The PYA is made up of the South African Students’ Congress Organisation (Sasco),  ANC Youth League, Young Communist League and high school representative body Congress of South African Students (Cosas). Together they represent students at almost all of South Africa’s universities and were at the forefront of the Fees Must Fall protests which led to a freeze on fee increases last year.

“They are dealing with us because we pronounce on the inefficiencies of our political leaders and we speak our mind,” said one of the disgruntled student leaders at Walter Sisulu University’s Mthatha campus.

This is where the ANCYL opted to contest for power against Sasco in last year’s student body elections. It is a decision that Sasco secretary general Thembani Makata believes may have been fuelled by a desire for personal benefit.

“It’s internal disagreements emanating from SRC deployments. No matter how hard we try, at the end of the day some won’t be deployed and there will be those that are unhappy. There is interest because of status and some get free residencies and a waiver of fees,” she said.

At the University of Zululand in KwaZulu-Natal, the Young Communist League did the same, but once it contested and won the elections it attributed the victory to the collective PYA. Those students’ actions were condemned by Sasco.

“Comrades who have contested under the banner of the YCL have been condemned… We are not aware of any bad blood between our structures (at the moment),” said YCL national spokesperson Khaya Xaba said.

When asked to respond to claims that the newly elected Sasco leadership is currying favour with an ANC faction loyal to President Jacob Zuma, Makata appeared unaware, but confirmed the perception.

“In the policy conference they were given opportunity to discuss and never raised it… When it comes to leadership preference of the ANC, we won’t take a stand. It might be a perception, but there’s never been a declaration. We don’t involve ourselves. We usually reprimand people who do that,” she said.

Makata also insisted that relations between the PYA structures on all campuses are cordial and, even though the policy conference resolved to improve problematic relations in the alliance, it would not derail this year’s planned Fees Must Fall protests.

At the conference Sasco resolved to resume the national shutdown at the end of August should the government remain silent on how it will introduce free education.

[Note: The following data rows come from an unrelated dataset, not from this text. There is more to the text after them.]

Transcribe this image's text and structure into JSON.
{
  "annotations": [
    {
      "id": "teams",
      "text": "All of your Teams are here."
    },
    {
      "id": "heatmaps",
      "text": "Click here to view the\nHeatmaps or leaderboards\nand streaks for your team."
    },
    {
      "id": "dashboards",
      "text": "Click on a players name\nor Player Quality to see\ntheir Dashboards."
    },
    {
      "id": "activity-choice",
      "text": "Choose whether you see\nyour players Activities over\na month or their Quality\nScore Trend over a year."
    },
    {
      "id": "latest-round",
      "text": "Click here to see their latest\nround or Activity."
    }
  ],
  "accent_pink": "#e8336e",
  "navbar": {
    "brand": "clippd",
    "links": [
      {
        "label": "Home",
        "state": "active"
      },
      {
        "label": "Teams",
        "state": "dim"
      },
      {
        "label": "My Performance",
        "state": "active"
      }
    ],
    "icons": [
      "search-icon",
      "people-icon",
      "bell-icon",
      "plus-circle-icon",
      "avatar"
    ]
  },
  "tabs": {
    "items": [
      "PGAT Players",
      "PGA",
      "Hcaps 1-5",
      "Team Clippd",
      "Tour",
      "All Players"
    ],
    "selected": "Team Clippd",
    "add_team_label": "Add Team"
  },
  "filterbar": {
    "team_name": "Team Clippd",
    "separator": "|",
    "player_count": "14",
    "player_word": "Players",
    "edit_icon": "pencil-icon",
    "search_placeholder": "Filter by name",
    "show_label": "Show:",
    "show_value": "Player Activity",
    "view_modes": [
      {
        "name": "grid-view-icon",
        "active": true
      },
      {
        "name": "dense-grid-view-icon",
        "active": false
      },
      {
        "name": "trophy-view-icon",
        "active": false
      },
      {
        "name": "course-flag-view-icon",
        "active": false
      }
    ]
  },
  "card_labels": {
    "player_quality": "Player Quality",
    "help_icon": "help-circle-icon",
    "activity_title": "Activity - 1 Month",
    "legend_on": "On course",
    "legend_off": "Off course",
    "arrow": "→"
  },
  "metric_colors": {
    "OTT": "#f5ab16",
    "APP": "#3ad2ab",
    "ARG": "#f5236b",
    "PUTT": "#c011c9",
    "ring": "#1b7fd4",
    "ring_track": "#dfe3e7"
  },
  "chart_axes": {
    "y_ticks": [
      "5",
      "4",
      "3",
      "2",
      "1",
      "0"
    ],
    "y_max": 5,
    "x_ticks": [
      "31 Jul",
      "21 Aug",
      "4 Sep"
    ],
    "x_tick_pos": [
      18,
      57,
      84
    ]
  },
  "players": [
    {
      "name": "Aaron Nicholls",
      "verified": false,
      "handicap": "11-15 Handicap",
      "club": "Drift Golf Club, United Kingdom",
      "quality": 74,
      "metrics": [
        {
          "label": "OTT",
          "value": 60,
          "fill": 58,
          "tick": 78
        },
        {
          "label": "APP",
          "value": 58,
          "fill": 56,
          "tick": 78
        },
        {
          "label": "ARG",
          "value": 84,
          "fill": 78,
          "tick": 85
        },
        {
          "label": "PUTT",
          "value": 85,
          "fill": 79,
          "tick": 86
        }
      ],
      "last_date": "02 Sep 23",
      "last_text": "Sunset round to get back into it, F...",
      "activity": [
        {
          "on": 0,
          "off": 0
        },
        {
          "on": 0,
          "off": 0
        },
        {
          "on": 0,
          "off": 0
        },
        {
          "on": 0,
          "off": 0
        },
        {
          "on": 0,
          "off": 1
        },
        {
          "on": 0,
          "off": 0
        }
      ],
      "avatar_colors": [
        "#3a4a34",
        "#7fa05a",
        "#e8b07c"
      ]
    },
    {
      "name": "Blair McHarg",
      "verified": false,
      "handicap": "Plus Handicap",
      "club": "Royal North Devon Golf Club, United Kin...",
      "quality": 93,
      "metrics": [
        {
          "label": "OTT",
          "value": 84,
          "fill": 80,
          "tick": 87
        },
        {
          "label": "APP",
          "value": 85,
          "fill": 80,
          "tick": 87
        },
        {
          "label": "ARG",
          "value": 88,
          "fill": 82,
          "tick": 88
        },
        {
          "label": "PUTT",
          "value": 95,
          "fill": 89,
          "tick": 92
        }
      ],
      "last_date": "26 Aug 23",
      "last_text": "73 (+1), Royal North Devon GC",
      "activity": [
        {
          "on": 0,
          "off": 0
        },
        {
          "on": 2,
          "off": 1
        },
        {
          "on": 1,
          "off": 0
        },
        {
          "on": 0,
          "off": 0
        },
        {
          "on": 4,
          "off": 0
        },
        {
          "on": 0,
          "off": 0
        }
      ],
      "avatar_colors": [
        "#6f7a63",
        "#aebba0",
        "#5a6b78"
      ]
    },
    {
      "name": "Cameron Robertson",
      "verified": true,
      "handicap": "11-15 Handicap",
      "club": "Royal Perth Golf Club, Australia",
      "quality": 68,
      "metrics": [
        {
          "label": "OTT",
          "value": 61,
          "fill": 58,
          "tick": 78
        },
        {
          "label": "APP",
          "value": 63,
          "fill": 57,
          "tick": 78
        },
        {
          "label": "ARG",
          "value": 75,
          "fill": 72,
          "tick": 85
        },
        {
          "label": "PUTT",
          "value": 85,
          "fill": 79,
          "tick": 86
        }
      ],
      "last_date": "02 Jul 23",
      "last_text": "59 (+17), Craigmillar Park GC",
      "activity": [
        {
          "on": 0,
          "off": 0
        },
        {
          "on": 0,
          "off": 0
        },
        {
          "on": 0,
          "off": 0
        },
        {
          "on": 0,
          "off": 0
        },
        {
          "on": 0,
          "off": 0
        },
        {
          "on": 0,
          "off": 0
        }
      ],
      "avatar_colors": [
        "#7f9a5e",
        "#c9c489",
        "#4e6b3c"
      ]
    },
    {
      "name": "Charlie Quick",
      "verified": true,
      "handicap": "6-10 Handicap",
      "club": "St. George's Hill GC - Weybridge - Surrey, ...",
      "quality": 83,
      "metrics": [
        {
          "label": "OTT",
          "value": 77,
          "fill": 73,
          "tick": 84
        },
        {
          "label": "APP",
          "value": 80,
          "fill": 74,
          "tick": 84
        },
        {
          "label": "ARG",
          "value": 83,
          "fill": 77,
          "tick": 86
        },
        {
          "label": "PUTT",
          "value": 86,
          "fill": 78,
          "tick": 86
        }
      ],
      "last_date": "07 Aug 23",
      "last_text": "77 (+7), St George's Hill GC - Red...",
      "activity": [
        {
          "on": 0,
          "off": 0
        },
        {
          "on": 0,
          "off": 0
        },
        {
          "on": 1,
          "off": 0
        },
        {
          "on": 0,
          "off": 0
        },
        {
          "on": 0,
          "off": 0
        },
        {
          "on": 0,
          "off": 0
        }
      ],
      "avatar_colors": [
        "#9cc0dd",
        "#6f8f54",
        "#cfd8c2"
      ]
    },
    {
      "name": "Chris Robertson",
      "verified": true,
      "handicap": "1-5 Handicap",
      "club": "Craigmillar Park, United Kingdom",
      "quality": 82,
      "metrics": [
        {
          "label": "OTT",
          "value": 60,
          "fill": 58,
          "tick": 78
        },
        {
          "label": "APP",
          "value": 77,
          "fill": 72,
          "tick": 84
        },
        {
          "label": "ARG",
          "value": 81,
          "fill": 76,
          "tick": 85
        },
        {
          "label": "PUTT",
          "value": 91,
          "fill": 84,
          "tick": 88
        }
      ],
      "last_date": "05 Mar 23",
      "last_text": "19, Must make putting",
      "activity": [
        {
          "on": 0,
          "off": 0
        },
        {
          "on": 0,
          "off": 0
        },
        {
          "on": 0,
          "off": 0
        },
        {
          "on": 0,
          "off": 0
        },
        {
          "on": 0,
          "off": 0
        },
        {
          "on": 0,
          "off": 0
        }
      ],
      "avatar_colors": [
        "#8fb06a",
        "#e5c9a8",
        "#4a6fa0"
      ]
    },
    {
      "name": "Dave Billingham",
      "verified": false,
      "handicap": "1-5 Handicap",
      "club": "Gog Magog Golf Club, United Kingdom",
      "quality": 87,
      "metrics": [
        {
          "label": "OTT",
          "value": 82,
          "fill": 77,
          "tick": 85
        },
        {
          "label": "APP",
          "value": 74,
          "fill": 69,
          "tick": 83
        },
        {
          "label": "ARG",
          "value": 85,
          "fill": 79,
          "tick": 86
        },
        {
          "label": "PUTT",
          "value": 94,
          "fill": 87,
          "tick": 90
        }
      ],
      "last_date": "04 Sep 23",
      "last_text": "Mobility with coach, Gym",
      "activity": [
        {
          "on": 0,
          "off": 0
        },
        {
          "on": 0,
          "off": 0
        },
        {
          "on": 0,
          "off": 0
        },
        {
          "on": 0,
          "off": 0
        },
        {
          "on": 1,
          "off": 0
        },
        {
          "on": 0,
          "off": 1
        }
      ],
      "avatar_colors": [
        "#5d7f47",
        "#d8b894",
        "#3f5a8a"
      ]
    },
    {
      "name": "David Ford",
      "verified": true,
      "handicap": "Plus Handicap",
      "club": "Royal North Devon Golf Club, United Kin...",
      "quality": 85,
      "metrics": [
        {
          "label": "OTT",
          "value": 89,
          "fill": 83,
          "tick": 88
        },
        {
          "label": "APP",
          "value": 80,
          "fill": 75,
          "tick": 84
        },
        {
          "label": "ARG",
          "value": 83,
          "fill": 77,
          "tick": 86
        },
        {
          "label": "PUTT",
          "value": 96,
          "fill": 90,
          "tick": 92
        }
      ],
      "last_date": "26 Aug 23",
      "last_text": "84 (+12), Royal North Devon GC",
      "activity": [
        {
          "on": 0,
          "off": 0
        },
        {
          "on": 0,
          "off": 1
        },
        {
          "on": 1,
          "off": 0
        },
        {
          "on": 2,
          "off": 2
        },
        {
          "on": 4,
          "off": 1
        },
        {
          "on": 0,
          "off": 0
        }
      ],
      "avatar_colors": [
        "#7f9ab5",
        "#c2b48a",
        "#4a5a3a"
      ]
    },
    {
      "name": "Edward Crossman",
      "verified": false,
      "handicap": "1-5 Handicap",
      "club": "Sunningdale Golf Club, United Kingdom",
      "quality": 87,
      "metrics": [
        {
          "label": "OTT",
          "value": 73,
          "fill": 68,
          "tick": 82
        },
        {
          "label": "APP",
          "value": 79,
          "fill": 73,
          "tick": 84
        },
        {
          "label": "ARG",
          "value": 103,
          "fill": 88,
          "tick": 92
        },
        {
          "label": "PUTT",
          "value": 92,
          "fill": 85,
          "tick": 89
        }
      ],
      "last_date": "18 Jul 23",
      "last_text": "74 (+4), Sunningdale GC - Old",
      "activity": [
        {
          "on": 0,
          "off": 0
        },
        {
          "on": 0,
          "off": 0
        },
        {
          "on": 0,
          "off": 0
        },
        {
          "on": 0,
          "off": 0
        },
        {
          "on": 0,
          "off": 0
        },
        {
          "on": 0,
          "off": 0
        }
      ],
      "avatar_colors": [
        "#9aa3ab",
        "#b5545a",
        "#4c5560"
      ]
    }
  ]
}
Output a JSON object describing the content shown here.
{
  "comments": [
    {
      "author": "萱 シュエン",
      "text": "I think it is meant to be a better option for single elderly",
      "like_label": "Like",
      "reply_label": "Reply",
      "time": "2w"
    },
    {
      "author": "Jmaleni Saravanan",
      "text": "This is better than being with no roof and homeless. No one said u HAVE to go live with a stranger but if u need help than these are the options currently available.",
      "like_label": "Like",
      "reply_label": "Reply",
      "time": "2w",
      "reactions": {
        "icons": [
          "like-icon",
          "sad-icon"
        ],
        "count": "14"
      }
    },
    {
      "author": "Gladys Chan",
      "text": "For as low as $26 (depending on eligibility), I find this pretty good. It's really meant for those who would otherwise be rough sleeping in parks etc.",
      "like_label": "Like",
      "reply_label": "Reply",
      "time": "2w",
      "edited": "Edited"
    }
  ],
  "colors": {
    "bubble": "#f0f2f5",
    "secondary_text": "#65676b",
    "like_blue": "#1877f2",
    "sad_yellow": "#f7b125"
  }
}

Makata said the shutdown is being considered due to the continued discussions on fee increases by management at tertiary institutions. But she warned that this year’s student protests will be widely supported and will have a bigger impact.

“Management should not be involved in discussions on fee increments until the presidential (task team) report is done. The shutdown will only happen if the government does not respond to our demands. If the shutdown goes ahead, we will involve Cosas and we’ve already spoken to Cosatu about involving (education and cleaning services union) Nehawu,” Makata said.

The student body has written to the presidency asking for an update on its plans but said it has not yet received any response.